То, что осталось от Смайли после потрясения, трудно было совместить с такими понятиями, как любовь или вкус к неизвестным поэтам, ибо его профессия именовалась «офицер разведки». Она ему нравилась, и он обрел ее с любезной помощью своих коллег, которые с равной степенью равнодушия относились к его характеру и облику. Она также обеспечила ему то, что он любил в жизни больше всего: академическое погружение в тайны использования его собственного дедуктивного метода.

В свое время, в двадцатых годах, когда Смайли кончил свою непритязательную школу и, щурясь, бродил меж скромных монастырских стен оксфордского колледжа, он мечтал о членстве в студенческом братстве и о жизни, отданной изучению литературных непристойностей Германии XVII столетия. Но его преподаватель, знавший Смайли лучше его самого, мудро отклонил ученика с пути, который неминуемо привел бы его к получению ученой степени. И прекрасным июльским утром 1928 года удивленный и краснеющий Смайли сидел перед задающими ему вопросы членами Заграничного Комитета академических исследований— организации, о которой ему раньше и слышать не приходилось. Джебеди (его преподаватель), вводя его в курс дела, был краток: «Предоставь этим людям позаботиться о тебе, что вполне им по силам; платить тебе будут немного, но достаточно, чтобы ты оказался в приличном обществе». Но что-то смущало Смайли, и он признался в этом. Его беспокоило, что Джебеди, обычно столь точный, на этот раз был столь уклончив. С легким вздохом он согласился отложить свое решение отдаться колледжу Всех Душ, пока не повидается с «таинственной публикой» Джебеди.

Члены Комитета ему не представлялись, но половину из них он знал в лицо. Среди них был Филдинг, специалист по средним векам Франции из Кембриджа, Спарк из колледжа восточных языков и Стид-Эспри, который обедал за «высоким столом»[6] в тот вечер, когда Смайли был гостем Джебеди. Он не мог не признать, что был поражен. Само присутствие Филдинга, оставившего свой кабинет, уже было чудом. Впоследствии Смайли вспомнил об этой беседе как о танце с каким-то сумасшедшим па; постепенно и рассчитанно раскрываясь, перед Смайли представали отдельные части таинственной сущности. Наконец Стид-Эспри, который, похоже, председательствовал на встрече, откинул последнюю завесу, и правда возникла перед ним во всей своей дразнящей наготе. Ему была предложена должность в конторе, которую Стид-Эспри за неимением лучшего слова, зардевшись, назвал Секретной службой.

Смайли попросил дать ему время подумать. Они дали ему неделю. О деньгах никто и не заикнулся.

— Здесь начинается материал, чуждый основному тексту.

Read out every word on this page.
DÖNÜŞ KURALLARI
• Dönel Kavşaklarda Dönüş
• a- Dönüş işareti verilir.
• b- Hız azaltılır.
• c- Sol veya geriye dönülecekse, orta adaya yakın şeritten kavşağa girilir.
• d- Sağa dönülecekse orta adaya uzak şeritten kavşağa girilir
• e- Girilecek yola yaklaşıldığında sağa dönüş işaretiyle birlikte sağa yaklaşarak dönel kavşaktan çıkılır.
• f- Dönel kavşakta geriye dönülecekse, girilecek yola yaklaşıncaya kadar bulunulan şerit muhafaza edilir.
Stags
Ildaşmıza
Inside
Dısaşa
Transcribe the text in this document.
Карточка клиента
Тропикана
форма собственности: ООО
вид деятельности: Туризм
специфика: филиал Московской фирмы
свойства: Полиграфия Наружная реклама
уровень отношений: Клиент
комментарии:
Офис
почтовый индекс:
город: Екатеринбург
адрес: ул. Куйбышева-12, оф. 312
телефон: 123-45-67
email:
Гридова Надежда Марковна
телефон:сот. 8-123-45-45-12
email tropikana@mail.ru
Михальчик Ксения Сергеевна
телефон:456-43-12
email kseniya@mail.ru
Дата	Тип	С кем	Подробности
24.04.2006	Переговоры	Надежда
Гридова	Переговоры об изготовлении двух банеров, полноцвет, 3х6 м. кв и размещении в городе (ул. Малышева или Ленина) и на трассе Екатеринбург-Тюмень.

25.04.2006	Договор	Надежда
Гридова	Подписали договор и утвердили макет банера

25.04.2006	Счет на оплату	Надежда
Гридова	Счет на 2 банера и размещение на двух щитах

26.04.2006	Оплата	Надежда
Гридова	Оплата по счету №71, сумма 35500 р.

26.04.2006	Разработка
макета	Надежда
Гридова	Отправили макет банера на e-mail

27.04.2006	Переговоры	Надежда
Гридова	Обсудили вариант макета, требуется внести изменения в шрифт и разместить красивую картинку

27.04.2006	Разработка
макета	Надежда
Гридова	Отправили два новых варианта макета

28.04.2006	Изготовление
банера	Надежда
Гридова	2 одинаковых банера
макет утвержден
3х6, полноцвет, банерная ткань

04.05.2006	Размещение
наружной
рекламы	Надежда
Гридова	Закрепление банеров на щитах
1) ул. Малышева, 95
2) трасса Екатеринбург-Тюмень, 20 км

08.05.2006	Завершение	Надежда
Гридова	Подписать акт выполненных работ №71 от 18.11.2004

Этим вечером, оставшись в Лондоне, он решил побаловать себя и отправился в театр. Он чувствовал странное головокружение, и это беспокоило его... Он отлично знал, что примет предложение, и мог сделать это уже во время беседы. Но его остановила инстинктивная осторожность и, может быть, вполне понятное желание пококетничать с Филдингом.

После того как он дал согласие, началась подготовка: таинственные сельские коттеджи, безымянные инструкторы, утомительные поездки, и перед ним все отчетливее вырисовывались фантастические перспективы, когда ему придется работать совершенно одному.

Первое его оперативное задание носило довольно приятный характер: два года он пребывал в роли «энглишер доцент» в провинциальном немецком университете — лекции о Китсе и каникулы в охотничьих домиках в баварских горах, в компании студентов, которые солидно и торжественно предавались разврату. В конце каждого длинного каникулярного срока он приглашал некоторых из них в Англию, отмечая особо подходящих, и отправлял свои рекомендации по таинственному адресу в Бонне; за все два года он так и не понял, учитывались ли его рекомендации или же сразу выбрасывались. По сути, у него не было даже желания выяснять, достигали ли цели его послания; он не поддерживал никаких контактов с Департаментом, пребывая вне Англии.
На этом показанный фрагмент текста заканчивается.